The coordinate da_split.station would be some sort of n-dimensional lazy coordinate holding tuple values, not really useful per se but that would still allow label-based selection for all repeated dimensions at once (a bit similar although not exactly the same as how we represent the dimension coordinate of a PandasMultiIindex):

da_split.station.data
# some custom lazy duck-array object

da_split.station.values
# [[('Kingston', 'Kingston') ('Kingston', 'Montreal')]
#  [('Montreal', 'Kingston') ('Montreal', 'Montreal')]]

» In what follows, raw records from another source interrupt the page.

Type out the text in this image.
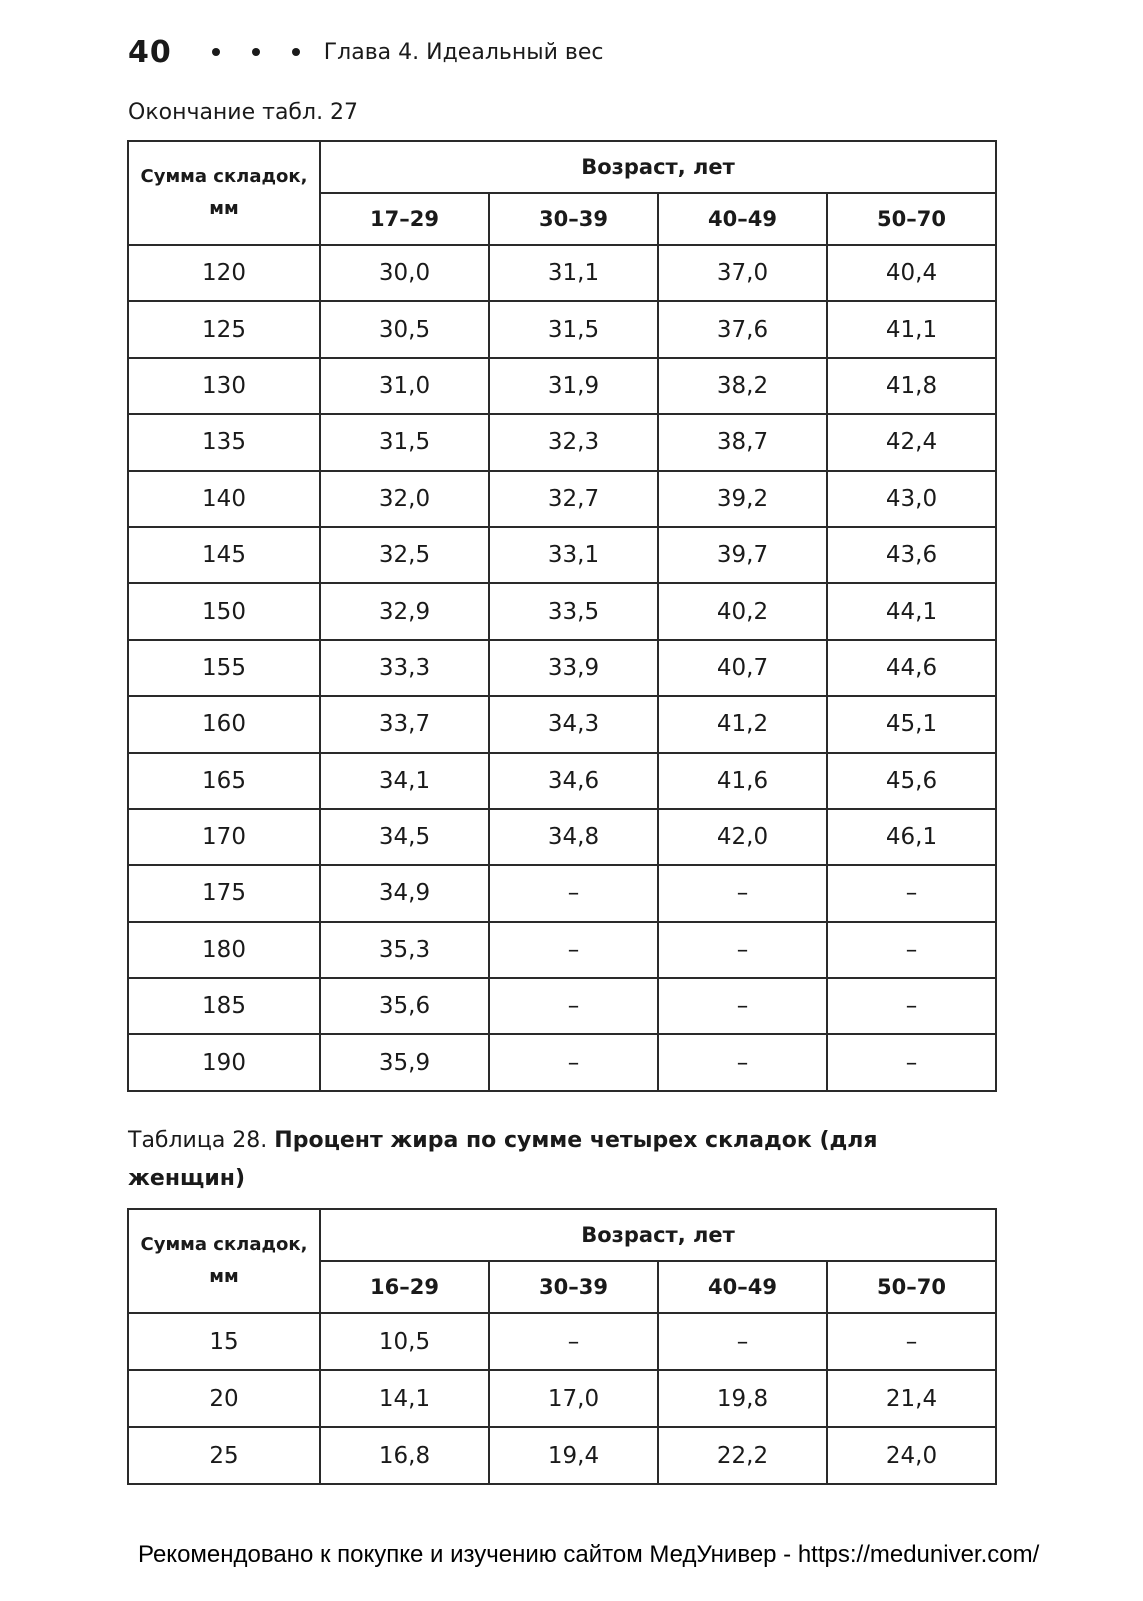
40	Глава 4. Идеальный вес
Окончание табл. 27
Сумма складок, мм	Возраст, лет			
	17–29	30–39	40–49	50–70
120	30,0	31,1	37,0	40,4
125	30,5	31,5	37,6	41,1
130	31,0	31,9	38,2	41,8
135	31,5	32,3	38,7	42,4
140	32,0	32,7	39,2	43,0
145	32,5	33,1	39,7	43,6
150	32,9	33,5	40,2	44,1
155	33,3	33,9	40,7	44,6
160	33,7	34,3	41,2	45,1
165	34,1	34,6	41,6	45,6
170	34,5	34,8	42,0	46,1
175	34,9	–	–	–
180	35,3	–	–	–
185	35,6	–	–	–
190	35,9	–	–	–
Таблица 28. Процент жира по сумме четырех складок (для женщин)
Сумма складок, мм	Возраст, лет			
	16–29	30–39	40–49	50–70
15	10,5	–	–	–
20	14,1	17,0	19,8	21,4
25	16,8	19,4	22,2	24,0
Рекомендовано к покупке и изучению сайтом МедУнивер - https://meduniver.com/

So RepeatedIndex could support three kinds of selection (maybe more):

da_split.sel(station="Kingston")   # shorthand for station=('Kingston', 'Kingston')
# <xarray.DataArray ()>
# array(0)
# Coordinates:
#     station  <U8 'Kingston'

da_split.sel(station_from="Kingston")
# array([ 0, 20])
# <xarray.DataArray (station_to: 2)>
# Coordinates:
#   * station_to     (station_to) <U8 'Kingston' 'Montreal'
#     station_from   <U8 'Kingston'

da_split.sel(station_to="Kingston")
# array([ 0, 15])
# <xarray.DataArray (station_from: 2)>
# Coordinates:
#   * station_from    (station_from) <U8 'Kingston' 'Montreal'
#     station_to      <U8 'Kingston'

Now regarding the concat example mentioned in the top comment of this issue, there’s an extra step required:

da_split = da.split_repeated_dims(station=('station_from', 'station_to'))
da_concat = xr.concat([da_split, da_split], 'newdim')
da_result = da_concat.merge_repeated_index('station')

Overall this would be a pretty nice and explicit way to solve the issue of repeated dimensions, IMHO. It is 100% compatible with the current Xarray data model, which might be preferred for such a special case.

EDIT: sorry for the multiple edits!

This also affects the stack method.

@jhamman Ok, good to hear it’s not slated to be removed. I would love to work on this, I wish I had the time! I’ll keep it in mind if I do find some spare time.

I cannot see a use case in which repeated dims actually make sense.

Agreed. I would have disallowed them entirely, but sometimes it’s useful to allow loading variables with duplicate dimensions, even if the only valid operation you can do is de-duplicate them.

Every routine that looks up dimensions by name should go through the get_axis_num method. That would be a good place to add a check for uniqueness.